OPINION: This article may contain commentary which reflects the author's opinion.
Jake Tapper of CNN reflected on a statement from the Biden campaign asserting that President Biden has more stamina than George Clooney, which came in response to an op-ed penned by the actor this week.
In his piece, published in The New York Times, Clooney urged Biden to step down from the November race due to his performance in the CNN debate against Donald Trump. Notably, Clooney had previously hosted a fundraising event for Biden in June, which raised over $28 million for his campaign.
Clooney wrote, “The Joe Biden I was with three weeks ago at the fund-raiser was not the Joe ‘big F-ing deal’ Biden of 2010. He wasn’t even the Joe Biden of 2020. He was the same man we all witnessed at the debate.”
A campaign official responded to Clooney’s comments by informing CNN’s Kayla Tausche that Clooney had left the event three hours before the president, implying that Biden has more stamina than the Hollywood actor.
“But what does that mean? That George Clooney left three before? What’s the point?” Tapper asked.
“The point of that is to suggest that Biden’s stamina is better than Clooney’s. And Clooney didn’t have, you know, eyes on the entire event. That’s the response to the Clooney op-ed,” said Tausche.
“Okay,” Tapper responded.
WATCH:
Check out the look on Jake Tapper’s face after he’s told that the Biden campaign is suggesting that Joe Biden has more stamina than George Clooney because Clooney left a fundraiser before Biden did. pic.twitter.com/0WlUooT2xl
— Justin Baragona (@justinbaragona) July 10, 2024
Biden continues to resist a growing number of calls from Democrat lawmakers, donors, and pundits to drop out following his disaster of a debate, but so far he has resisted.
Meanwhile, former President Donald Trump continues to gain momentum against Biden following their first debate last month. According to the latest Rasmussen Reports survey, likely voters, including Independents, believe Trump will be better for the economy, especially when it comes to handling “inflation.”
The survey, shared with the Washington Examiner, found that 60 percent of Independent voters being targeted by President Joe Biden think Republicans and, presumably, Trump, will better handle inflation and the economy. That is a major finding since the survey also found that more than eight-in-10 respondents listed inflation as a “serious” problem heading into the 2024 election.
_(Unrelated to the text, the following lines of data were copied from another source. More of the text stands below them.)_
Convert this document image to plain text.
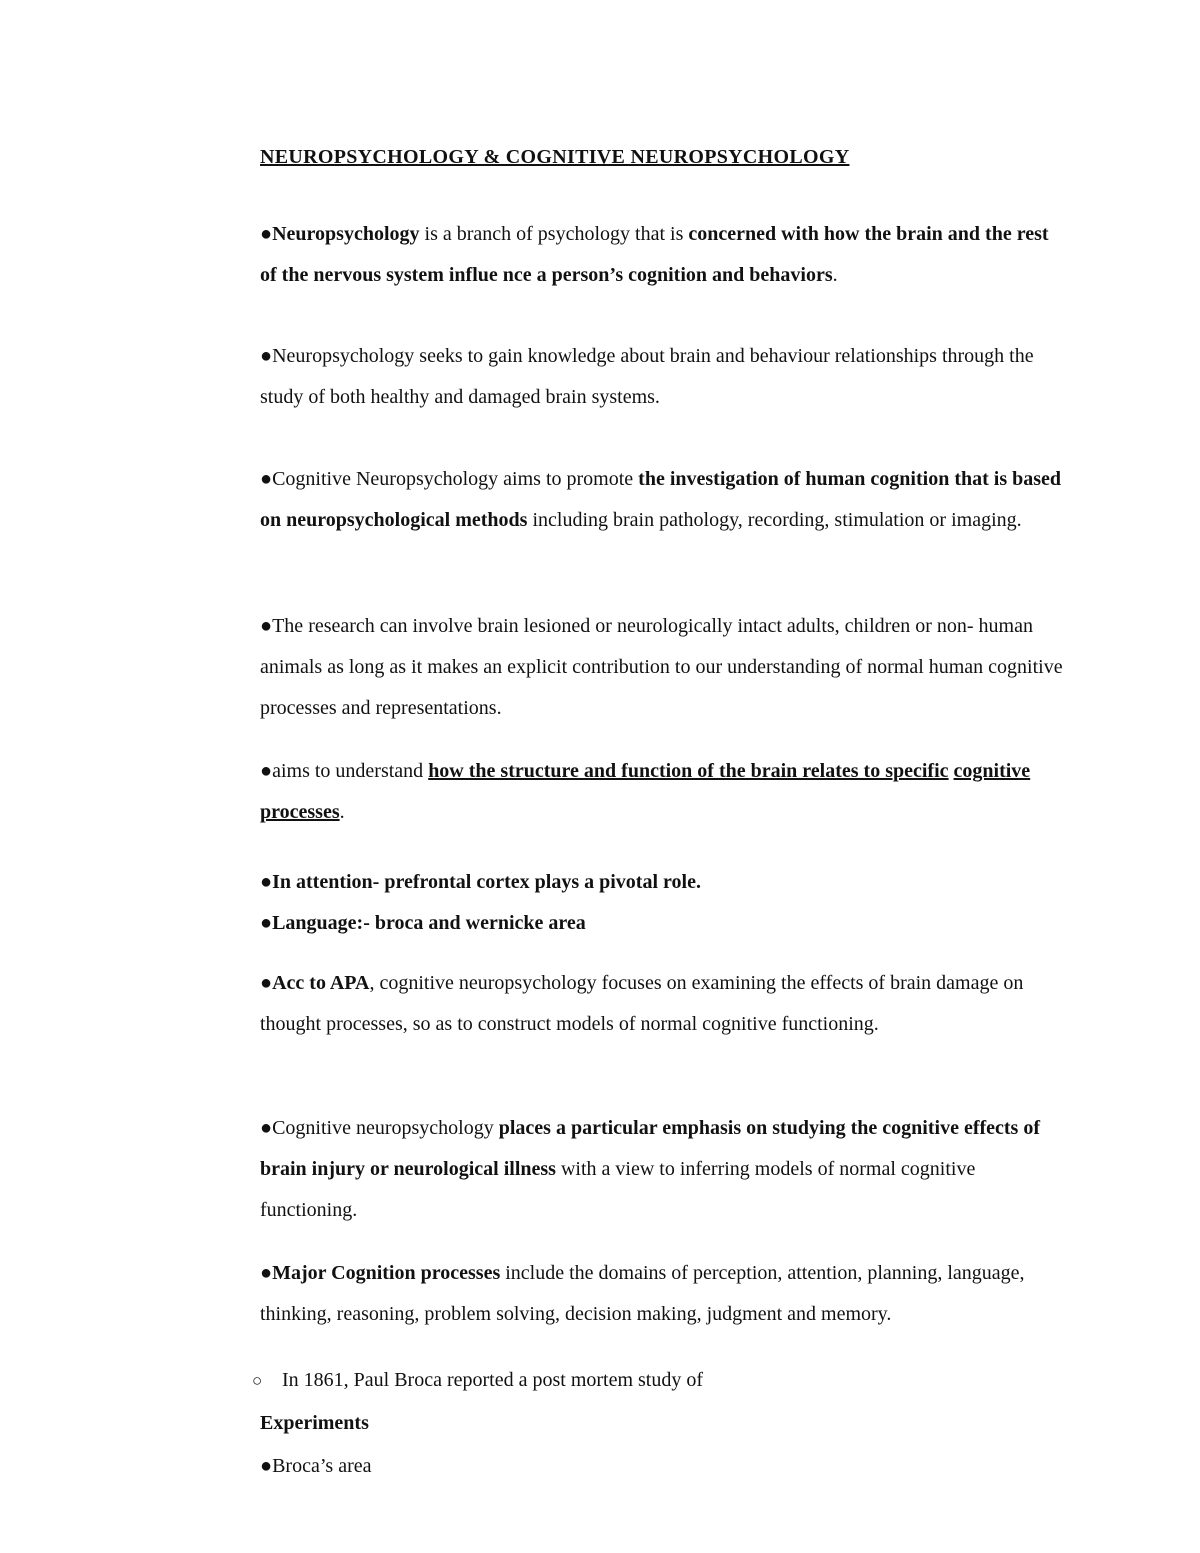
NEUROPSYCHOLOGY & COGNITIVE NEUROPSYCHOLOGY

●Neuropsychology is a branch of psychology that is concerned with how the brain and the rest of the nervous system influe nce a person’s cognition and behaviors.

●Neuropsychology seeks to gain knowledge about brain and behaviour relationships through the study of both healthy and damaged brain systems.

●Cognitive Neuropsychology aims to promote the investigation of human cognition that is based on neuropsychological methods including brain pathology, recording, stimulation or imaging.

●The research can involve brain lesioned or neurologically intact adults, children or non- human animals as long as it makes an explicit contribution to our understanding of normal human cognitive processes and representations.

●aims to understand how the structure and function of the brain relates to specific cognitive processes.

●In attention- prefrontal cortex plays a pivotal role.

●Language:- broca and wernicke area

●Acc to APA, cognitive neuropsychology focuses on examining the effects of brain damage on thought processes, so as to construct models of normal cognitive functioning.

●Cognitive neuropsychology places a particular emphasis on studying the cognitive effects of brain injury or neurological illness with a view to inferring models of normal cognitive functioning.

●Major Cognition processes include the domains of perception, attention, planning, language, thinking, reasoning, problem solving, decision making, judgment and memory.

○ In 1861, Paul Broca reported a post mortem study of
Experiments
●Broca’s area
Put another way, Rasmussen reported that 84 percent of respondents said that the current inflationary period under Biden will be a big factor in their voting choices this fall.
While Biden has dismissed concerns about inflation and the economy, at one point claiming people “have the money to spend,” polls continue to show that the nation feels harmed by rising prices and blame the White House. And earlier in his presidency, Biden bragged about “Bidenomics” — a basket of economic policies adopted by him — until the phrase became an albatross around his neck and was used by Republicans to demonstrate how the policies were harming Americans’ personal finances.
A new survey from last week showed that the price of groceries has grown by 25 percent since the pandemic began, and more so if you account for “quick trips to the store,” Food & Wine reported.
According to the Intuit Credit Karma survey, more than a quarter of the respondents admitted to skipping meals due to financial constraints.
“According to the survey, 28% said they are putting off paying for necessities, such as rent or other bills, to afford groceries — while 27% say they are occasionally skipping meals. Another 18% have applied for or considered applying for food stamps and other types of assistance, and 15% rely on or have considered visiting food banks for groceries,” the report said.
“Even if they haven’t taken concrete steps to manage their food bills, the survey found a wide perception that prices are going up. When asked about inflation, four-fifths of those surveyed (80%) said they’ve seen the highest price increases when shopping for groceries, followed by gasoline (51%), utility bills (39%), housing, and dining out (both 27%),” it said.